Cloud trends enumerated in Flexera’s 2021 State of the Cloud report affirm that statement. Here are four telling ones:
- Ninety-two percent of enterprises have a multi-cloud strategy; 82 percent have a hybrid cloud strategy
- 36 percent of enterprises spend more than $12 million per year on public clouds
- 90 percent of enterprises expect cloud usage to exceed prior plans due to COVID-19
- Respondents estimate organizations waste 30 percent of cloud spend
In Forrester’s estimation, this “aggressive” global cloud migration is having and will continue to have a significant positive impact on enterprise adoption, cloud provider revenue, business value, and more.
Of course, it’s not without risk. Greater cloud demand has put greater pressure on providers and businesses to make sure their networks are stable, scalable and secure. In many cases, that means augmenting operational support, which isn’t cheap. For SMBs that can’t find or afford to hire in-house IT professionals, as is often the case, managed services providers (MSPs) like Mindsight are a viable option — particularly given the breadth and depth of their technology expertise amid the IT industry’s current talent shortage.
While managing overall public cloud spend can be difficult, Gartner analysts have noted that it merely requires some additional vigilance and accountability. Keys to optimizing costs, they suggested, include “making cloud consumers accountable for what they spend,” monitoring “utilization and capacity metrics,” and more.

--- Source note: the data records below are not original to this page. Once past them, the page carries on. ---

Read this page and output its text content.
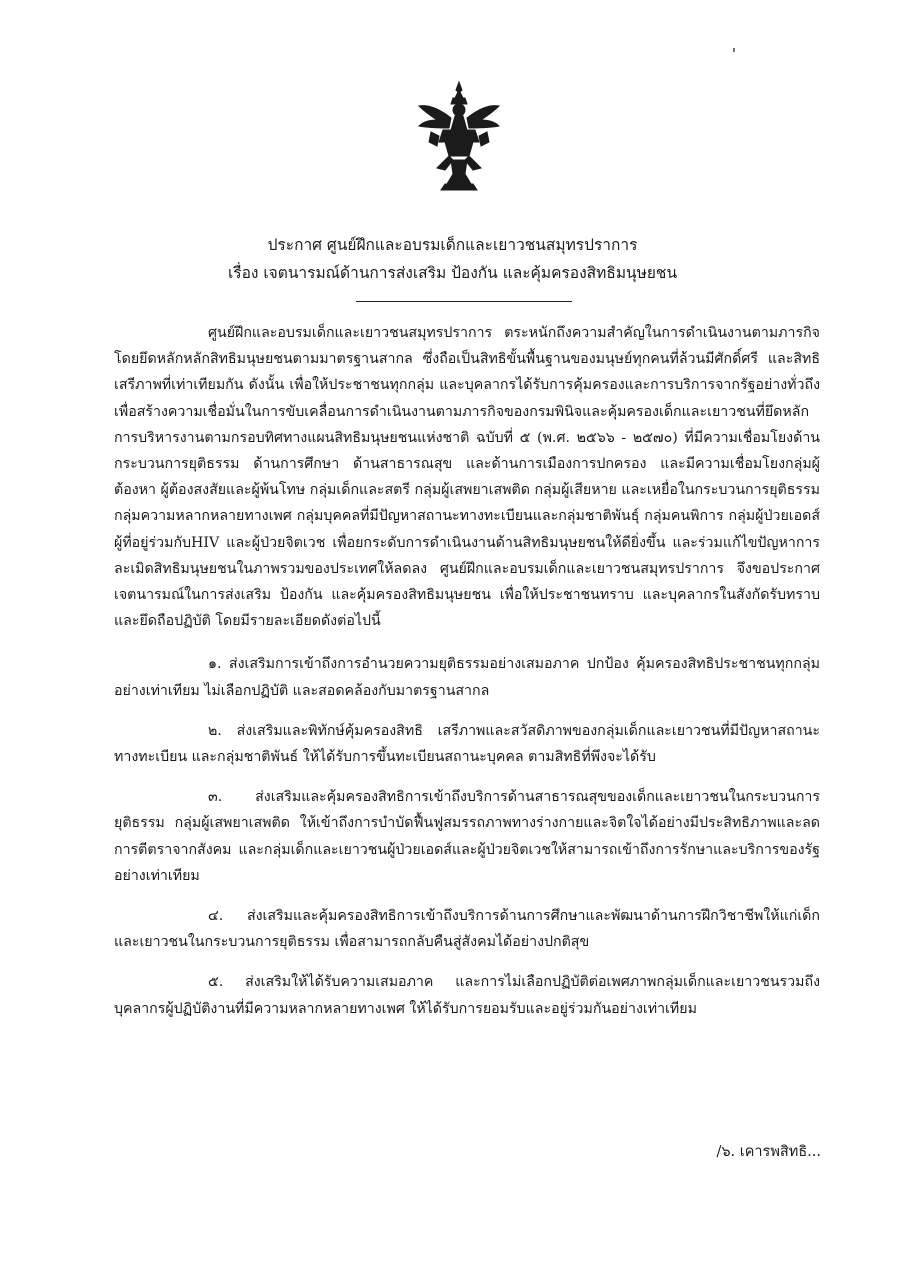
ประกาศ ศูนย์ฝึกและอบรมเด็กและเยาวชนสมุทรปราการ
เรื่อง เจตนารมณ์ด้านการส่งเสริม ป้องกัน และคุ้มครองสิทธิมนุษยชน

ศูนย์ฝึกและอบรมเด็กและเยาวชนสมุทรปราการ ตระหนักถึงความสำคัญในการดำเนินงานตามภารกิจโดยยึดหลักหลักสิทธิมนุษยชนตามมาตรฐานสากล ซึ่งถือเป็นสิทธิขั้นพื้นฐานของมนุษย์ทุกคนที่ล้วนมีศักดิ์ศรี และสิทธิเสรีภาพที่เท่าเทียมกัน ดังนั้น เพื่อให้ประชาชนทุกกลุ่ม และบุคลากรได้รับการคุ้มครองและการบริการจากรัฐอย่างทั่วถึง เพื่อสร้างความเชื่อมั่นในการขับเคลื่อนการดำเนินงานตามภารกิจของกรมพินิจและคุ้มครองเด็กและเยาวชนที่ยึดหลักการบริหารงานตามกรอบทิศทางแผนสิทธิมนุษยชนแห่งชาติ ฉบับที่ ๕ (พ.ศ. ๒๕๖๖ - ๒๕๗๐) ที่มีความเชื่อมโยงด้านกระบวนการยุติธรรม ด้านการศึกษา ด้านสาธารณสุข และด้านการเมืองการปกครอง และมีความเชื่อมโยงกลุ่มผู้ต้องหา ผู้ต้องสงสัยและผู้พ้นโทษ กลุ่มเด็กและสตรี กลุ่มผู้เสพยาเสพติด กลุ่มผู้เสียหาย และเหยื่อในกระบวนการยุติธรรม กลุ่มความหลากหลายทางเพศ กลุ่มบุคคลที่มีปัญหาสถานะทางทะเบียนและกลุ่มชาติพันธุ์ กลุ่มคนพิการ กลุ่มผู้ป่วยเอดส์ ผู้ที่อยู่ร่วมกับHIV และผู้ป่วยจิตเวช เพื่อยกระดับการดำเนินงานด้านสิทธิมนุษยชนให้ดียิ่งขึ้น และร่วมแก้ไขปัญหาการละเมิดสิทธิมนุษยชนในภาพรวมของประเทศให้ลดลง ศูนย์ฝึกและอบรมเด็กและเยาวชนสมุทรปราการ จึงขอประกาศเจตนารมณ์ในการส่งเสริม ป้องกัน และคุ้มครองสิทธิมนุษยชน เพื่อให้ประชาชนทราบ และบุคลากรในสังกัดรับทราบและยึดถือปฏิบัติ โดยมีรายละเอียดดังต่อไปนี้

๑. ส่งเสริมการเข้าถึงการอำนวยความยุติธรรมอย่างเสมอภาค ปกป้อง คุ้มครองสิทธิประชาชนทุกกลุ่มอย่างเท่าเทียม ไม่เลือกปฏิบัติ และสอดคล้องกับมาตรฐานสากล

๒. ส่งเสริมและพิทักษ์คุ้มครองสิทธิ เสรีภาพและสวัสดิภาพของกลุ่มเด็กและเยาวชนที่มีปัญหาสถานะทางทะเบียน และกลุ่มชาติพันธ์ ให้ได้รับการขึ้นทะเบียนสถานะบุคคล ตามสิทธิที่พึงจะได้รับ

๓. ส่งเสริมและคุ้มครองสิทธิการเข้าถึงบริการด้านสาธารณสุขของเด็กและเยาวชนในกระบวนการยุติธรรม กลุ่มผู้เสพยาเสพติด ให้เข้าถึงการบำบัดฟื้นฟูสมรรถภาพทางร่างกายและจิตใจได้อย่างมีประสิทธิภาพและลดการตีตราจากสังคม และกลุ่มเด็กและเยาวชนผู้ป่วยเอดส์และผู้ป่วยจิตเวชให้สามารถเข้าถึงการรักษาและบริการของรัฐอย่างเท่าเทียม

๔. ส่งเสริมและคุ้มครองสิทธิการเข้าถึงบริการด้านการศึกษาและพัฒนาด้านการฝึกวิชาชีพให้แก่เด็กและเยาวชนในกระบวนการยุติธรรม เพื่อสามารถกลับคืนสู่สังคมได้อย่างปกติสุข

๕. ส่งเสริมให้ได้รับความเสมอภาค และการไม่เลือกปฏิบัติต่อเพศภาพกลุ่มเด็กและเยาวชนรวมถึงบุคลากรผู้ปฏิบัติงานที่มีความหลากหลายทางเพศ ให้ได้รับการยอมรับและอยู่ร่วมกันอย่างเท่าเทียม

/๖. เคารพสิทธิ...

Despite the challenges, they said, there are clear financial upsides to cloud computing — not least of all “unprecedented visibility into IT costs that organizations can use to drive more efficient consumption of IT. Traditional enterprise data centers are equipped with finite, pre-procured, capital expenditure (capex)-oriented capacity, but a more efficient use of that capacity does not automatically translate into cost savings. The cloud computing model reverses this paradigm.”
As InterVision cloud services CTO Dustin Milberg told CRN.com, cloud is a journey not a destination. Companies that truly get that, he said, will thrive.
“This is because simply ‘getting to the cloud’ doesn’t automatically mean you’ll see improved performance and spending,” Milberg said. “Instead, cloud is an iterative process of optimization and creating security by design to match your company’s goals, both now and in the long term.”
Gartner’s Nag, too, is looking toward the future of cloud — one that he thinks will look very different than it does now.
“It will further evolve from serving pedestrian use cases such as infrastructure and application migration, to those that combine cloud with technologies such as artificial intelligence, the Internet of Things, 5G and more,” he said.
“In other words, cloud will serve as the glue between many other technologies that CIOs want to use more of, allowing them to leapfrog into the next century as they address more complex and emerging use cases. It will be a disruptive market, to say the least.”